The Finance Minister had a meeting with Industry Associations on increasing the industrial growth rate. Representatives from ASSOCHAM, CII, FICCI and PHD Chamber of Commerce and Industry took part in the session.
Minister of State for Finance Pawan Kumar Bansal and Senior Officers of the Ministry were also present at the session.
Mr Chidambaram said industrial growth in the first four years of the Tenth Plan (2002-2006) averaged 7.3 per cent. The key sectors driving this growth were chemicals, machinery and equipments, transport and auto parts, basic metals, non-metallic mineral products, particularly cement; beverages and tobacco products and apparels.
The Finance Minister said relative to these sectors, textiles, leather, wood products, food processing and metal products in the manufacturing sector and the mining and electricity sectors performed poorly.
''Capital goods, generally taken as an investment indicator in the economy, consistently performed better than the overall average growth. The average growth posted by this sector since June 2002 has been around 14 per cent.
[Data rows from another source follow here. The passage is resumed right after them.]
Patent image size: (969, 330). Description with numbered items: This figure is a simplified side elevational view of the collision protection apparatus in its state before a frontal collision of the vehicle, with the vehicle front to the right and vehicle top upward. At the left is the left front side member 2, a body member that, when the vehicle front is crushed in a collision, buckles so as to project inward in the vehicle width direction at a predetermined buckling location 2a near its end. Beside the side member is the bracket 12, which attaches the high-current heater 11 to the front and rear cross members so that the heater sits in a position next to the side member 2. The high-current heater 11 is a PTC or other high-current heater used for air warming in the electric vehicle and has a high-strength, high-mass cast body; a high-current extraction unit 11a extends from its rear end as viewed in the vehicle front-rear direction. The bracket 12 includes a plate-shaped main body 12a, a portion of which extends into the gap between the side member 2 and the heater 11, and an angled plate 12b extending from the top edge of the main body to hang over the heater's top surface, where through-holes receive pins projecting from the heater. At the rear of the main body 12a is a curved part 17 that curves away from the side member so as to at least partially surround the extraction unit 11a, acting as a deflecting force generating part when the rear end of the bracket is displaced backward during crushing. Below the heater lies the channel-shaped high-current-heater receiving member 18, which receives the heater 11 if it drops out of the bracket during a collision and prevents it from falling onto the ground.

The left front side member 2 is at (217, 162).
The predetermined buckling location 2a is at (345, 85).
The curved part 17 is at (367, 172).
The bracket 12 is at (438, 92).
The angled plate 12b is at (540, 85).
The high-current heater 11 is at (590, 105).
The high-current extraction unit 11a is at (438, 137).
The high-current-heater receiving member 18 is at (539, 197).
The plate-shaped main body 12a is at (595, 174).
Consumer goods, both durables and non-durables, also remained buoyant and grew at around 12 per cent in the last two years,'' he said.
Mr Chidambaram was of the view that good performance in these two segments - capital goods and consumer goods - suggests that consumption-led growth was generally balanced by strong investment-led sources of growth.
The Finance Minister found it encouraging that nearly 40 per cent of the manufactured output continued to be exported. This was an indication that buoyant global demand and improved competitiveness of Indian manufacturing have had their fair share in GDP growth.